By Stephanie Carlson Curtis
For more than 20 years, Jay Vahle has been teaching elementary school in the Carmel Clay Schools system and has encouraged hundreds of youngsters to engage in learning. In December, on the last day of school before winter break, he received an email from the White House that announced he was the recipient of the Presidential Award for Excellence in Mathematics and Science.
“It was 3:30 p.m. All of the students had left for home when I received the email,” said Vahle, who teaches mathematics in the fourth- and fifth-grade gifted and talented challenge classes at Woodbrook Elementary. “I opened it up and I just stared.” Then he ran next door to the room where his wife, Janet, teaches and shared the email with her. “To get a pat on the back from the White House took my breath away.”
The award, which was established in 1983, gives the president of the United States the right to issue up to 108 awards annually recognizing educators in each of the 50 states, U.S. territories and jurisdictions, honoring teachers for their contributions to the classroom. Vahle was nominated by a previous winner and colleague who teaches at Carmel High School.
“Building a rapport with students is the very first step to being able to really catch them and excite them about what they are doing.
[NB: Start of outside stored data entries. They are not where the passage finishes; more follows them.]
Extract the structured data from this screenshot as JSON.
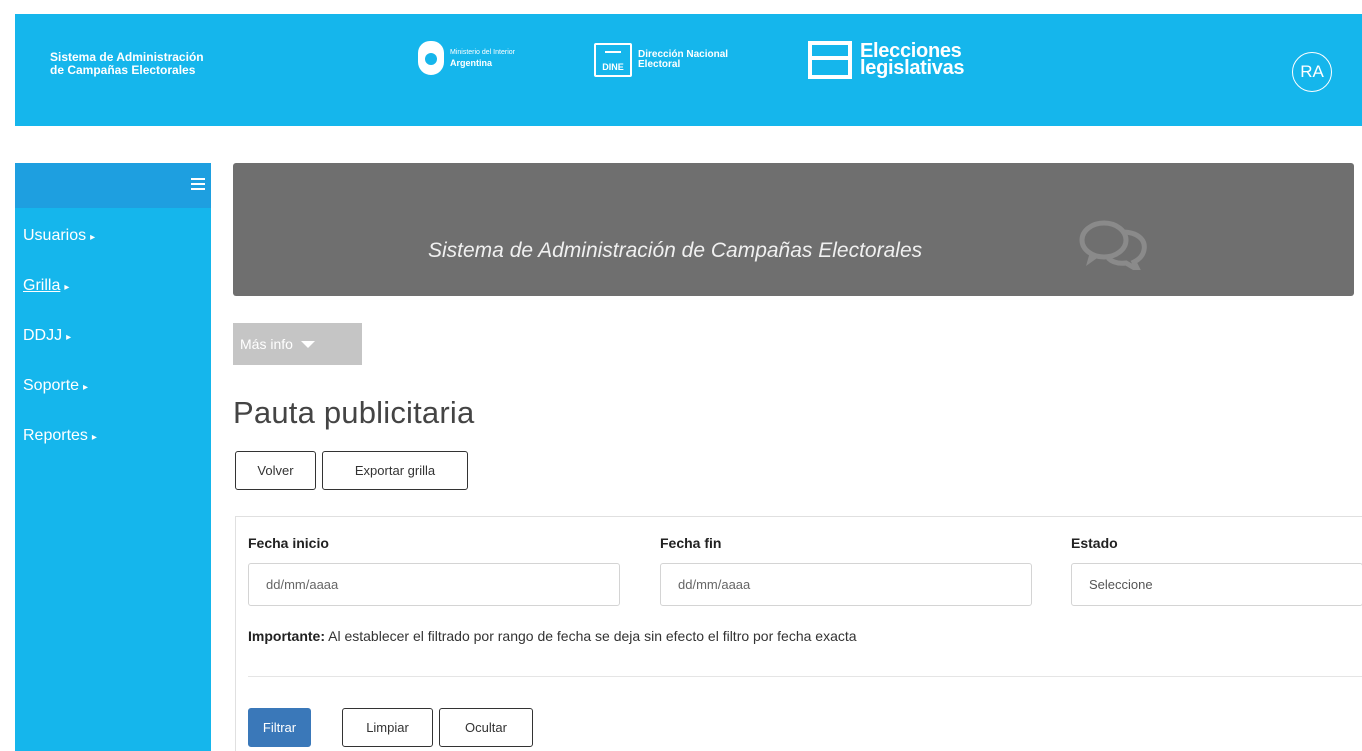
{
  "header": {
    "brand_line1": "Sistema de Administración",
    "brand_line2": "de Campañas Electorales",
    "ministerio_line1": "Ministerio del Interior",
    "ministerio_line2": "Argentina",
    "dine_logo": "DINE",
    "dine_line1": "Dirección Nacional",
    "dine_line2": "Electoral",
    "elecciones_line1": "Elecciones",
    "elecciones_line2": "legislativas",
    "user_initials": "RA",
    "bg_color": "#15b6ec"
  },
  "sidebar": {
    "menu_icon": "hamburger-icon",
    "items": [
      {
        "label": "Usuarios"
      },
      {
        "label": "Grilla"
      },
      {
        "label": "DDJJ"
      },
      {
        "label": "Soporte"
      },
      {
        "label": "Reportes"
      }
    ],
    "caret": "▸"
  },
  "banner": {
    "title": "Sistema de Administración de Campañas Electorales",
    "icon": "chat-bubbles-icon",
    "bg_color": "#6f6f6f"
  },
  "mas_info": {
    "label": "Más info"
  },
  "page": {
    "title": "Pauta publicitaria"
  },
  "actions": {
    "volver": "Volver",
    "exportar": "Exportar grilla"
  },
  "filters": {
    "fecha_inicio": {
      "label": "Fecha inicio",
      "placeholder": "dd/mm/aaaa"
    },
    "fecha_fin": {
      "label": "Fecha fin",
      "placeholder": "dd/mm/aaaa"
    },
    "estado": {
      "label": "Estado",
      "value": "Seleccione"
    },
    "importante_label": "Importante:",
    "importante_text": " Al establecer el filtrado por rango de fecha se deja sin efecto el filtro por fecha exacta",
    "filtrar": "Filtrar",
    "limpiar": "Limpiar",
    "ocultar": "Ocultar",
    "primary_color": "#3a78b9"
  }
}
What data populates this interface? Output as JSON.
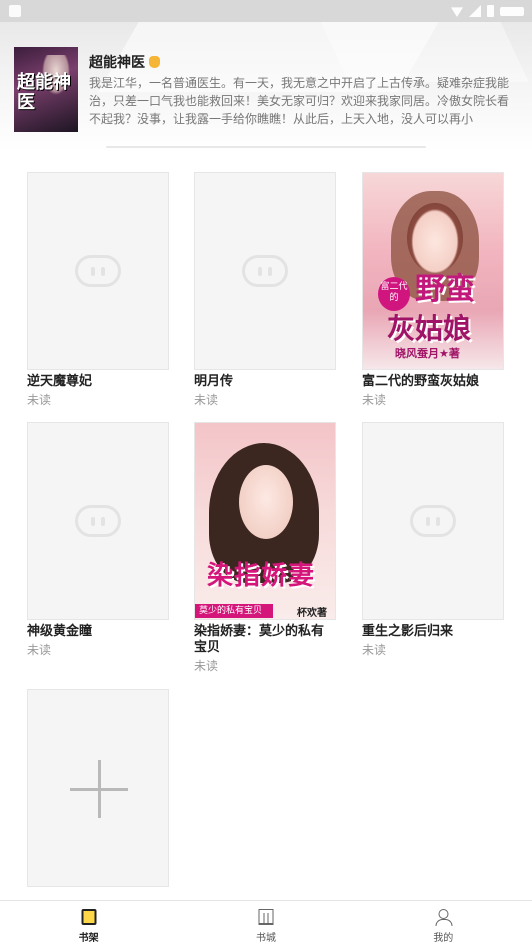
{
  "featured": {
    "title": "超能神医",
    "cover_text": "超能神医",
    "description": "我是江华，一名普通医生。有一天，我无意之中开启了上古传承。疑难杂症我能治，只差一口气我也能救回来！美女无家可归？欢迎来我家同居。冷傲女院长看不起我？没事，让我露一手给你瞧瞧！从此后，上天入地，没人可以再小"
  },
  "books": [
    {
      "title": "逆天魔尊妃",
      "status": "未读",
      "cover": "placeholder"
    },
    {
      "title": "明月传",
      "status": "未读",
      "cover": "placeholder"
    },
    {
      "title": "富二代的野蛮灰姑娘",
      "status": "未读",
      "cover": "art",
      "cover_title_1": "野蛮",
      "cover_title_2": "灰姑娘",
      "cover_tag": "富二代的",
      "cover_author": "晓风蚕月★著"
    },
    {
      "title": "神级黄金瞳",
      "status": "未读",
      "cover": "placeholder"
    },
    {
      "title": "染指娇妻：莫少的私有宝贝",
      "status": "未读",
      "cover": "art",
      "cover_title_1": "染指娇妻",
      "cover_band": "莫少的私有宝贝",
      "cover_author": "杯欢著"
    },
    {
      "title": "重生之影后归来",
      "status": "未读",
      "cover": "placeholder"
    }
  ],
  "bottom_nav": [
    {
      "label": "书架",
      "icon": "bookshelf-icon",
      "active": true
    },
    {
      "label": "书城",
      "icon": "bookstore-icon",
      "active": false
    },
    {
      "label": "我的",
      "icon": "profile-icon",
      "active": false
    }
  ],
  "colors": {
    "accent_yellow": "#ffd84a",
    "cover_pink": "#d4157a",
    "muted_text": "#999999"
  }
}
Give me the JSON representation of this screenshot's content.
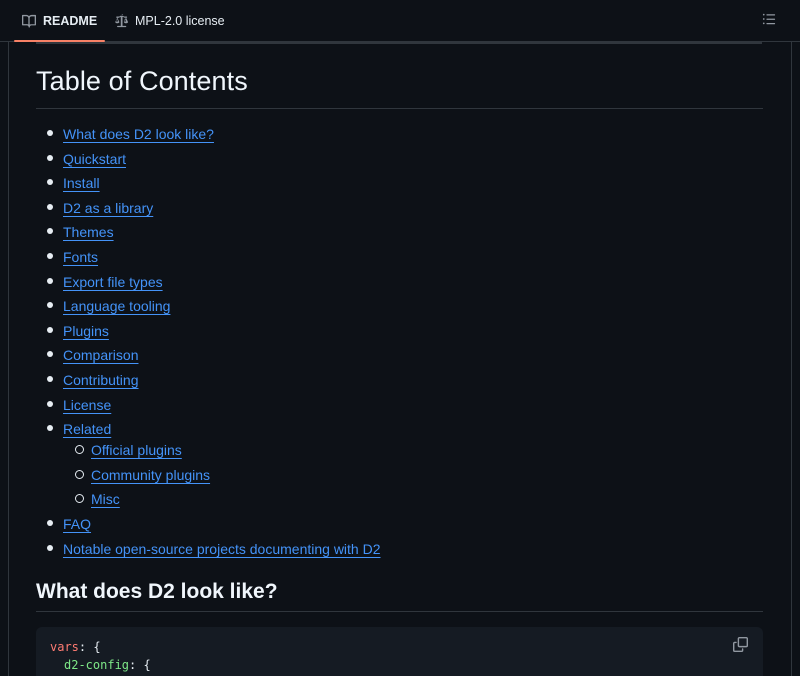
{
  "tabs": [
    {
      "label": "README",
      "icon": "book-icon",
      "active": true
    },
    {
      "label": "MPL-2.0 license",
      "icon": "scale-icon",
      "active": false
    }
  ],
  "outline_icon": "list-unordered-icon",
  "heading": "Table of Contents",
  "toc": [
    "What does D2 look like?",
    "Quickstart",
    "Install",
    "D2 as a library",
    "Themes",
    "Fonts",
    "Export file types",
    "Language tooling",
    "Plugins",
    "Comparison",
    "Contributing",
    "License",
    "Related",
    "FAQ",
    "Notable open-source projects documenting with D2"
  ],
  "toc_related_sub": [
    "Official plugins",
    "Community plugins",
    "Misc"
  ],
  "section_heading": "What does D2 look like?",
  "code": {
    "line1_key": "vars",
    "line1_rest": ": {",
    "line2_key": "d2-config",
    "line2_rest": ": {"
  },
  "colors": {
    "link": "#4493f8",
    "accent": "#f78166",
    "background": "#0d1117"
  }
}
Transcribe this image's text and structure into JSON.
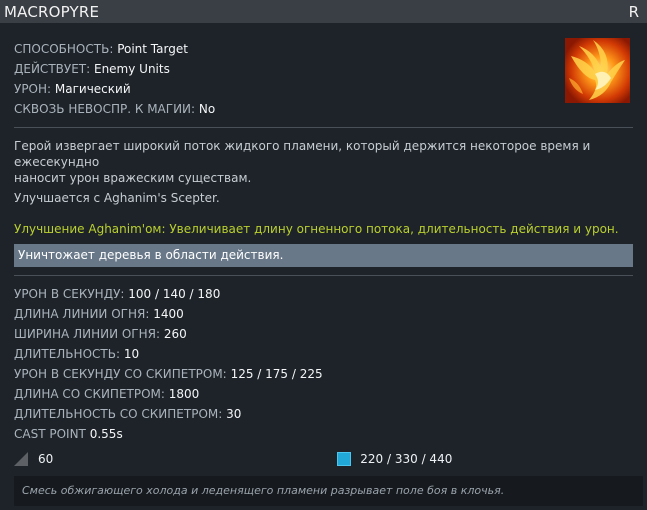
{
  "header": {
    "title": "MACROPYRE",
    "hotkey": "R"
  },
  "ability": {
    "rows": [
      {
        "label": "СПОСОБНОСТЬ:",
        "value": "Point Target"
      },
      {
        "label": "ДЕЙСТВУЕТ:",
        "value": "Enemy Units"
      },
      {
        "label": "УРОН:",
        "value": "Магический"
      },
      {
        "label": "СКВОЗЬ НЕВОСПР. К МАГИИ:",
        "value": "No"
      }
    ],
    "icon": "fire-phoenix-icon"
  },
  "description": {
    "line1": "Герой извергает широкий поток жидкого пламени, который держится некоторое время и ежесекундно",
    "line2": "наносит урон вражеским существам.",
    "upgrade_note": "Улучшается с Aghanim's Scepter.",
    "scepter_upgrade": "Улучшение Aghanim'ом: Увеличивает длину огненного потока, длительность действия и урон.",
    "highlight_note": "Уничтожает деревья в области действия."
  },
  "stats": [
    {
      "label": "УРОН В СЕКУНДУ:",
      "value": "100 / 140 / 180"
    },
    {
      "label": "ДЛИНА ЛИНИИ ОГНЯ:",
      "value": "1400"
    },
    {
      "label": "ШИРИНА ЛИНИИ ОГНЯ:",
      "value": "260"
    },
    {
      "label": "ДЛИТЕЛЬНОСТЬ:",
      "value": "10"
    },
    {
      "label": "УРОН В СЕКУНДУ СО СКИПЕТРОМ:",
      "value": "125 / 175 / 225"
    },
    {
      "label": "ДЛИНА СО СКИПЕТРОМ:",
      "value": "1800"
    },
    {
      "label": "ДЛИТЕЛЬНОСТЬ СО СКИПЕТРОМ:",
      "value": "30"
    },
    {
      "label": "CAST POINT",
      "value": "0.55s"
    }
  ],
  "costs": {
    "cooldown": "60",
    "mana": "220 / 330 / 440"
  },
  "lore": "Смесь обжигающего холода и леденящего пламени разрывает поле боя в клочья.",
  "colors": {
    "scepter": "#b9d02e",
    "mana": "#22a8d8",
    "highlight": "#687888"
  }
}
They can do so much and you can stretch them so far,” said Vahle. “After you create rapport, then you can work on the positives of being accountable and the positives of working toward doing things students didn’t think that they could do.”
Soft-spoken and at ease answering questions, he enjoys opening the lines of communication and invites his fourth- and fifth-graders to find different ways of solving problems. Vahle graduated from the University of Indianapolis with degrees in music and philosophy. After working in youth ministry, he decided to go back to school to earn his teaching certificate and has been in the classroom since 1993.
This spring, Vahle has been invited to take an all-expense-paid trip for two to Washington, D.C., where he will receive a certificate signed by the president of the United States and participate in celebrations, educational seminars and various events honoring his accomplishments as well as be exposed to opportunities for professional development. In addition, Vahle will receive a $10,000 award from the National Science Foundation to be used in a manner of his choosing.
“It doesn’t matter where you are or what classroom you are in, kids are amazing,” said Vahle. “Trying to find the strengths of your students is a key part of what all of us are trying to accomplish. We want to let them know what they are capable of — that it is good to be challenged and pushed while someone is there to support you.”